Und da war auch wieder Skander, als sich die Tür öffnete! Er stand gegen die Rückwand gelehnt, hatte ein ganz rotes Gesicht und unterdrückte mühsam die Tränen. Die Fahrgäste im Fahrstuhl lächelten, als die Mutter Skander in die Arme schloß.
„O, Skander, Gott hat mir wunderbare Dinge gesagt, als ich auf dich wartete“, flüsterte ihm die Mutter ins Ohr, während er an ihrer Schulter weinte. „Wenn du jetzt den Knopf drückst und wir dann in dem Stockwerk sind, wo wir hinwollen, erzähle ich es dir.“
Skander beugte sich zu den Knöpfen vor. Dann ließ die Mutter ihn wieder auf den Boden, und sie hielten sich ganz fest an der Hand, bis sie die Bank an ihrem Lieblingsspringbrunnen erreicht hatten. Skander kletterte auf den Schoß seiner Mutter, so daß sie sich in Ruhe unterhalten konnten. Es interessierte ihn immer sehr, etwas über Gott zu hören.

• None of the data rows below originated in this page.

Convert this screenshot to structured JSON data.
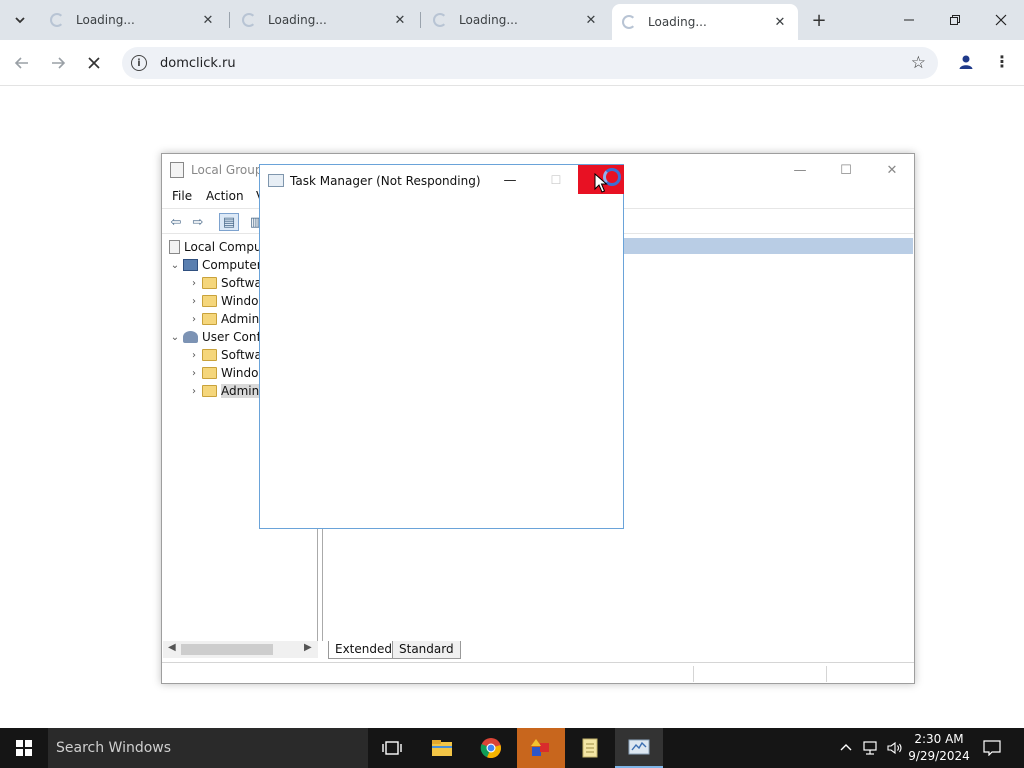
{
  "browser": {
    "tabs": [
      {
        "title": "Loading..."
      },
      {
        "title": "Loading..."
      },
      {
        "title": "Loading..."
      },
      {
        "title": "Loading...",
        "active": true
      }
    ],
    "url": "domclick.ru"
  },
  "gpedit": {
    "title": "Local Group",
    "menu": [
      "File",
      "Action",
      "V"
    ],
    "tree": [
      {
        "label": "Local Compu",
        "level": 0,
        "icon": "document-icon"
      },
      {
        "label": "Computer",
        "level": 1,
        "icon": "computer-icon",
        "expanded": true
      },
      {
        "label": "Softwa",
        "level": 2,
        "icon": "folder-icon"
      },
      {
        "label": "Windo",
        "level": 2,
        "icon": "folder-icon"
      },
      {
        "label": "Admin",
        "level": 2,
        "icon": "folder-icon"
      },
      {
        "label": "User Conf",
        "level": 1,
        "icon": "user-icon",
        "expanded": true
      },
      {
        "label": "Softwa",
        "level": 2,
        "icon": "folder-icon"
      },
      {
        "label": "Windo",
        "level": 2,
        "icon": "folder-icon"
      },
      {
        "label": "Admin",
        "level": 2,
        "icon": "folder-icon",
        "selected": true
      }
    ],
    "view_tabs": [
      "Extended",
      "Standard"
    ]
  },
  "task_manager": {
    "title": "Task Manager (Not Responding)"
  },
  "taskbar": {
    "search_placeholder": "Search Windows",
    "time": "2:30 AM",
    "date": "9/29/2024"
  },
  "colors": {
    "close_red": "#e81123",
    "tab_strip": "#dfe4ea",
    "taskbar": "#151515"
  }
}
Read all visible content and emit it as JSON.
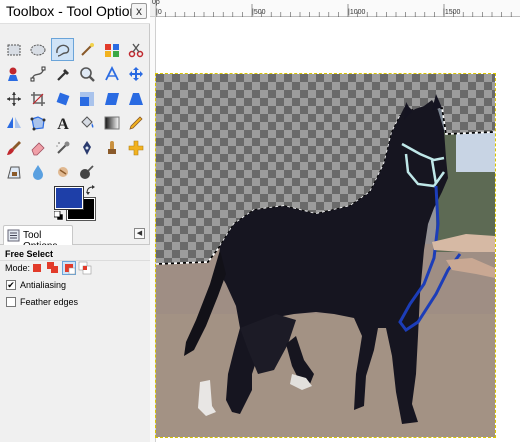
{
  "window": {
    "title": "Toolbox - Tool Options",
    "close_label": "x"
  },
  "tools": [
    {
      "name": "rect-select-icon"
    },
    {
      "name": "ellipse-select-icon"
    },
    {
      "name": "free-select-icon",
      "active": true
    },
    {
      "name": "fuzzy-select-icon"
    },
    {
      "name": "color-select-icon"
    },
    {
      "name": "scissors-select-icon"
    },
    {
      "name": "foreground-select-icon"
    },
    {
      "name": "paths-icon"
    },
    {
      "name": "color-picker-icon"
    },
    {
      "name": "zoom-icon"
    },
    {
      "name": "measure-icon"
    },
    {
      "name": "move-icon"
    },
    {
      "name": "align-icon"
    },
    {
      "name": "crop-icon"
    },
    {
      "name": "rotate-icon"
    },
    {
      "name": "scale-icon"
    },
    {
      "name": "shear-icon"
    },
    {
      "name": "perspective-icon"
    },
    {
      "name": "flip-icon"
    },
    {
      "name": "cage-transform-icon"
    },
    {
      "name": "text-icon"
    },
    {
      "name": "bucket-fill-icon"
    },
    {
      "name": "blend-icon"
    },
    {
      "name": "pencil-icon"
    },
    {
      "name": "paintbrush-icon"
    },
    {
      "name": "eraser-icon"
    },
    {
      "name": "airbrush-icon"
    },
    {
      "name": "ink-icon"
    },
    {
      "name": "clone-icon"
    },
    {
      "name": "heal-icon"
    },
    {
      "name": "perspective-clone-icon"
    },
    {
      "name": "blur-icon"
    },
    {
      "name": "smudge-icon"
    },
    {
      "name": "dodge-burn-icon"
    }
  ],
  "colors": {
    "foreground": "#1e3fa8",
    "background": "#000000",
    "selection_marquee": "#d8c400"
  },
  "tab": {
    "label": "Tool Options"
  },
  "options": {
    "title": "Free Select",
    "mode_label": "Mode:",
    "mode_active_index": 2,
    "antialiasing_label": "Antialiasing",
    "antialiasing_checked": true,
    "feather_label": "Feather edges",
    "feather_checked": false
  },
  "ruler": {
    "corner_label": "0p",
    "labels": [
      "|0",
      "|500",
      "|1000",
      "|1500"
    ]
  }
}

„Weißt du noch, was uns Laura in der Sonntagsschule über die Friedfertigen gesagt hat? Sie sagte, daß wir Gottes Kinder sind und daß wir deshalb voller Frieden sind und uns nicht zu fürchten brauchen. Gott hat mir gesagt, daß wir beide friedfertig sind. Sogar als du ganz allein im Fahrstuhl warst, hat dich Gott mit Frieden erfüllt.“
Skander hörte auf zu weinen: „Die Leute im Fahrstuhl haben mir geholfen. Als sie ausstiegen, sagten sie den anderen, die reinkamen, wo ich hinmußte. Das war doch nett, nicht?“ Und dann sagte er: „Es gefiel mir gar nicht so alleine ohne dich, aber Gott hat mir geholfen.“
„Ich mochte es auch nicht, daß du nicht bei mir warst“, erwiderte seine Mutter. „Von jetzt ab wollen wir nicht mehr in einen Fahrstuhl steigen, ohne uns ganz fest an der Hand zu halten.“
„Machen wir!“ rief Skander und sprang von ihrem Schoß, um nachzusehen, wie viele Münzen im Brunnen lagen.
Die Mutter wollte noch ein wenig beten. Es erschien ihr sehr wichtig, zu erkennen — wirklich zu erkennen —, daß Gott immer für Seine Kinder sorgt.
Sie dachte an den zweiten Teil der Seligpreisung: „. .. denn sie werden Gottes Kinder heißen.“ Der Mensch ist Gottes Kind. Er ist erfüllt vom Frieden Gottes und allen Seinen guten Eigenschaften. Frieden zu haben ist ein Gesetz. Es ändert sich nicht einfach dadurch, daß sich die Umstände ändern. Gebet hilft uns, diesen Frieden zu entdecken und zu verteidigen.
Als es Zeit war, das Einkaufszentrum zu verlassen, lief Skander wie gewohnt zum Fahrstuhl und drückte den Knopf. Dann lachte er und griff nach der Hand seiner Mutter, und als der Fahrstuhl angekommen war, stiegen sie gemeinsam ein.